August 13, 2014 View entire issue of ANO         Close 

Report: Banks Making Fewer Loans Due to New Mortgage Rules
The Federal Reserve Board released a survey Aug. 4 in which it reported that some banks are making fewer loans because of new qualified mortgage rules enacted by the Consumer Financial Protection Bureau in January, National Mortgage News reported. 

The Fed releases a mortgage loan survey every three months and polls both large U.S. banks and foreign banks.

The change in loan approval rates mostly was reported by mid-size and smaller banks, with a significant number reporting a negative impact on approvals for prime conforming mortgages. Only 19 percent of large banks surveyed said the new rules were impacting their approval rates, National Mortgage News reported.

FICO scores of borrowers did not impact those results.

When principal balances were higher than conforming loan limits, 44 percent of banks indicated approval rates dropped regardless of FICO scores.

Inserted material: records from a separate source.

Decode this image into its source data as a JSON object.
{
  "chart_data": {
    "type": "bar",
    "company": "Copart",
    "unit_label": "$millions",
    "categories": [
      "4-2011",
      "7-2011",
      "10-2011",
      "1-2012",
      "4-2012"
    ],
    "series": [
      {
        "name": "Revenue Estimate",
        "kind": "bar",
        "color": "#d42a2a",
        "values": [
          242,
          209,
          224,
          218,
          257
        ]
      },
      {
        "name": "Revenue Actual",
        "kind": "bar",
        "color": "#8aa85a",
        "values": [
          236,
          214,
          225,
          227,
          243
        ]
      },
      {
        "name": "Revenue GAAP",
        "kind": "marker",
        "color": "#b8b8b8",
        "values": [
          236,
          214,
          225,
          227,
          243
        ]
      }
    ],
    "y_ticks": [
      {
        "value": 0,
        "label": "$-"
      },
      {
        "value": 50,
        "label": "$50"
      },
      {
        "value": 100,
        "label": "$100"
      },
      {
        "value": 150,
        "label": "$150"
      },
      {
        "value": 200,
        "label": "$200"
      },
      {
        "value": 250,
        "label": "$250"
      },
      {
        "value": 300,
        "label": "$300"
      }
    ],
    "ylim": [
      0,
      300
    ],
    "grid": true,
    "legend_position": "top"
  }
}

“Among those banks that reported the rule had no effect on their approval rates, roughly half said that lending policies would have been tighter without the safe harbor for mortgages that pass the (government-sponsored enterprises) automated underwriting models,” the Fed survey noted, National Mortgage News reported.

Under new CFPB guidelines, mortgages have to meet certain criteria in order to gain status as “qualified” mortgages. However, loans purchased by Fannie Mae or Freddie Mac automatically gain exception to qualify for the rule. Nevertheless banks are trying to make conforming loans because they offer better legal protections.

According to National Mortgage News, seven banks said approval rates would be lower for nontraditional loans due to the new rules.

Half of the surveyed banks noted they have reduced approval rates on jumbo mortgage applications, citing a 43 percent cap on debt-to-income ratios as part of the reason.

Six of the nation’s eight large banks surveyed indicated documenting and evaluating borrowers’ credit histories, as well as assets and debt as somewhat, very or most important factors in the decrease in approval rates. Even more pointed to borrowers’ current and expected income as factors.